The Black Stone of Cyprus is a 122 centimeter high an iconic black gabbro stone found in the Neolithic period. Following the legend, it was found near the beach of Aphrodite in South Cyprus from a lavic deposit. Worshipped as a holy object, the raw stone was transported to a location that became the Sanctuary of Aphrodite in the archaeological site of Palaipafos (Kouklia). For thousands of years it was touched by thousands of hands during rituals, covered with oil and thus smothened. The rituals were first related to the cult of the Queen of Cyprus, the Goddess of Cyprus, the Big Mother, then to Astarte and finally to Aphrodite. The cult of Aphrodite is born indeed around the cult to the black stone. It was presumably the center of the stage of the sanctuary of Palaipafos as documented by Homer, Tacite and depicted on Greek, Roman, and Egyptian coins produced in Cyprus and elsewhere between the first century BC and the beginning of the 3rd century.

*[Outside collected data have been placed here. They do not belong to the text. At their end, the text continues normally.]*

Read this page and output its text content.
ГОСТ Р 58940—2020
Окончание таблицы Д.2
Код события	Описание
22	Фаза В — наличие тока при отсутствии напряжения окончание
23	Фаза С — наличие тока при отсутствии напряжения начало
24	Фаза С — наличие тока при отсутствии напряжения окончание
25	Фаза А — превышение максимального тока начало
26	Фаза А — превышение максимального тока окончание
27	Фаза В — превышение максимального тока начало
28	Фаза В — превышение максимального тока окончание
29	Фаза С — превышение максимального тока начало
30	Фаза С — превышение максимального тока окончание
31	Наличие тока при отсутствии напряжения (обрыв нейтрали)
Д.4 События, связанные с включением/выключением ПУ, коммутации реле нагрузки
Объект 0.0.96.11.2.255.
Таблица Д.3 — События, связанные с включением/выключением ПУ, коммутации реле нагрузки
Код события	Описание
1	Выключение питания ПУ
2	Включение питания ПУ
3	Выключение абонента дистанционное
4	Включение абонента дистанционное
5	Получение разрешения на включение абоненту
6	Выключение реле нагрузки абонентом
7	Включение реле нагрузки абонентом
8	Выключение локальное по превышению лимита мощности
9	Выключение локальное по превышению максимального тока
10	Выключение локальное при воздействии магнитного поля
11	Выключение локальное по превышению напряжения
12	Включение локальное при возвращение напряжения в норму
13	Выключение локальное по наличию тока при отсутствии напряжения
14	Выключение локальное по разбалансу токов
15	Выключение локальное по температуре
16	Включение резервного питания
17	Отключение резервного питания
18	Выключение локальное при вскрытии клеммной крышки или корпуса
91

After almost 1700 years of disappearance the black stone was then rediscovered by archeological researchers: while the exact date of the rediscovery is still controversial, the stone was first mentioned by D.G. Hogarth in 1888. It was found buried/embedded in a late roman mosaic floor but not recognized as the holy stone of Paphos. Its importance was only fully recognized in 1913 during second archaeological excavations by J.F. Myres.
A hypotheis on the bisexuality of the Paphos Aphrodite is indicated and documented by Antoine Hermar in “Aniconisme et sexualité”. The Sanctuary of Aphrodite was one of the most important places of worship in the ancient world and a destination of pilgrimage for centuries until a sudden decay after the Romans forbid non-christian rituals in the Roman colonies in the second century AD.
A interaction the Santuary “audience” had with the Black Stone shares a lot of common features with Joseph Beuys’ social sculpture: it was sculpted by generations of visitors by repeated touch in order to obtain blessing from the Stone as embodiment of the Goddess. The act of touching here is seen both as a creation and a destruction (see the project “When the rising sun” 2018 on Gramsci and john Berger).
The failed cast of the black stone of Cyprus.
During centuries the image of the Black Stone got multiplied by the issue of thousands of coins with the sanctuary reproduction.
The multiplication and reproduction of the image of the stone during the Greek and Roman period got poorly renewed around 50-60 years ago with the realisation of a cast (with the idee to show the reproduction of the stone in the Museum of Paphos). For technical reasons the cast failed and since then has been abandoned/stocked in the courtyard of the manor-house on the grounds of the sanctuary near Palaipafos together with other archeological artifacts. The specificity of the failed cast consists into be a failed copy of an original, since then the cast started to degenerate because of rain and sun and started to produce its own new shapes and its own aura.